Please contact Ingo Bischoff. He needs remedial coursework in your “school” of economic thought. While I find myself in disagreement with some concepts for which you are well known (for instance the fallacious monetary theories behind real bills), I often find myself in agreement with you on more traditional topics. It is to these that I refer here.
I quote from the above commentary:
“Many a gold bug has the wrong strategy. He buys high and sells low. He cannot kick the bad habit. He should buy low and sell high.”
In reading this statement (as well as the general tone of your commentary) it seems you are quite comfortable with the idea that gold has a price. Of course, I am also comfortable with this idea as well. I see the price quoted 24 hours a day in such places as, well…this site, for example.
Please sit down before reading the next statement: Mr. Bischoff believes gold has no price. Yes, I too am flabbergasted by his statement. However, approach him with caution on this, as he can turn verbally abusive when he finds he has no logical response to his beliefs of fantasy…but again, I repeat myself.

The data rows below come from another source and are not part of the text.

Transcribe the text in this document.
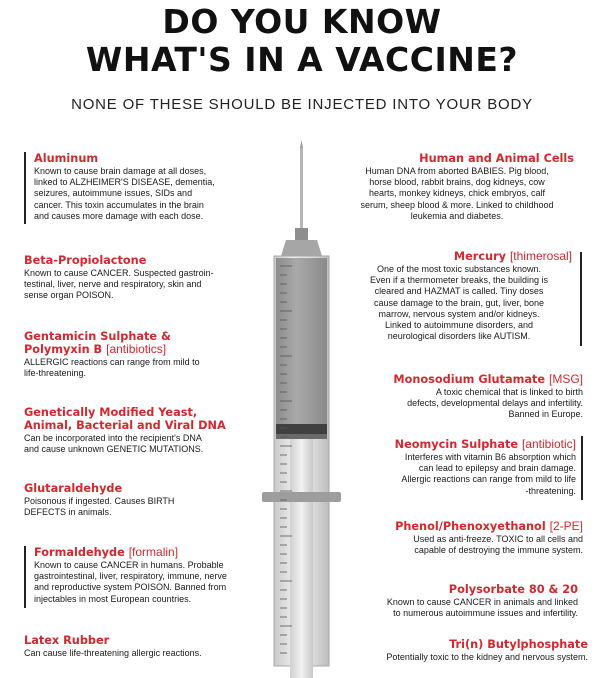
DO YOU KNOW
WHAT'S IN A VACCINE?
NONE OF THESE SHOULD BE INJECTED INTO YOUR BODY
Aluminum
Known to cause brain damage at all doses,
linked to ALZHEIMER'S DISEASE, dementia,
seizures, autoimmune issues, SIDs and
cancer. This toxin accumulates in the brain
and causes more damage with each dose.
Beta-Propiolactone
Known to cause CANCER. Suspected gastroin-
testinal, liver, nerve and respiratory, skin and
sense organ POISON.
Gentamicin Sulphate &
Polymyxin B [antibiotics]
ALLERGIC reactions can range from mild to
life-threatening.
Genetically Modified Yeast,
Animal, Bacterial and Viral DNA
Can be incorporated into the recipient's DNA
and cause unknown GENETIC MUTATIONS.
Glutaraldehyde
Poisonous if ingested. Causes BIRTH
DEFECTS in animals.
Formaldehyde [formalin]
Known to cause CANCER in humans. Probable
gastrointestinal, liver, respiratory, immune, nerve
and reproductive system POISON. Banned from
injectables in most European countries.
Latex Rubber
Can cause life-threatening allergic reactions.
Human and Animal Cells
Human DNA from aborted BABIES. Pig blood,
horse blood, rabbit brains, dog kidneys, cow
hearts, monkey kidneys, chick embryos, calf
serum, sheep blood & more. Linked to childhood
leukemia and diabetes.
Mercury [thimerosal]
One of the most toxic substances known.
Even if a thermometer breaks, the building is
cleared and HAZMAT is called. Tiny doses
cause damage to the brain, gut, liver, bone
marrow, nervous system and/or kidneys.
Linked to autoimmune disorders, and
neurological disorders like AUTISM.
Monosodium Glutamate [MSG]
A toxic chemical that is linked to birth
defects, developmental delays and infertility.
Banned in Europe.
Neomycin Sulphate [antibiotic]
Interferes with vitamin B6 absorption which
can lead to epilepsy and brain damage.
Allergic reactions can range from mild to life
-threatening.
Phenol/Phenoxyethanol [2-PE]
Used as anti-freeze. TOXIC to all cells and
capable of destroying the immune system.
Polysorbate 80 & 20
Known to cause CANCER in animals and linked
to numerous autoimmune issues and infertility.
Tri(n) Butylphosphate
Potentially toxic to the kidney and nervous system.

And to a second point from your commentary:
“At this point the Friedmanite bunk was announced by professors who were the beneficiaries of the purge of old-line economists at American universities that a "weak" currency is boon to the country. It makes exports cheap while making imports dear….to see the Friedmanite bunk in the true light of science we need only recall that devaluation always makes the terms of trade of any country deteriorate. The euphoria of exporting more will last only as long as the stockpiles of imported ingredients used by the exporting industry last. Ever after, the country will have to pay more for the imported ingredients and will also get less value for units of its exports…”
I, course, agree completely with your line of reasoning, and have written so before on this subject here at the pages of DB:
I have extracted my earlier comments here:
I will cite only one exchange from the DB thread:
BM: What good is it to an exporting firm to have a week currency, when most of the inputs to production (commodities) have global prices?
IB: What kind of ridiculous statement is that...??? How can you even try to deal with it...???
You can see, Dr. Fekete, that Mr. Bischoff considers your statements on this subject as ridiculous, as you are today saying nothing different than what I wrote several months ago.
Please help him before it is too late.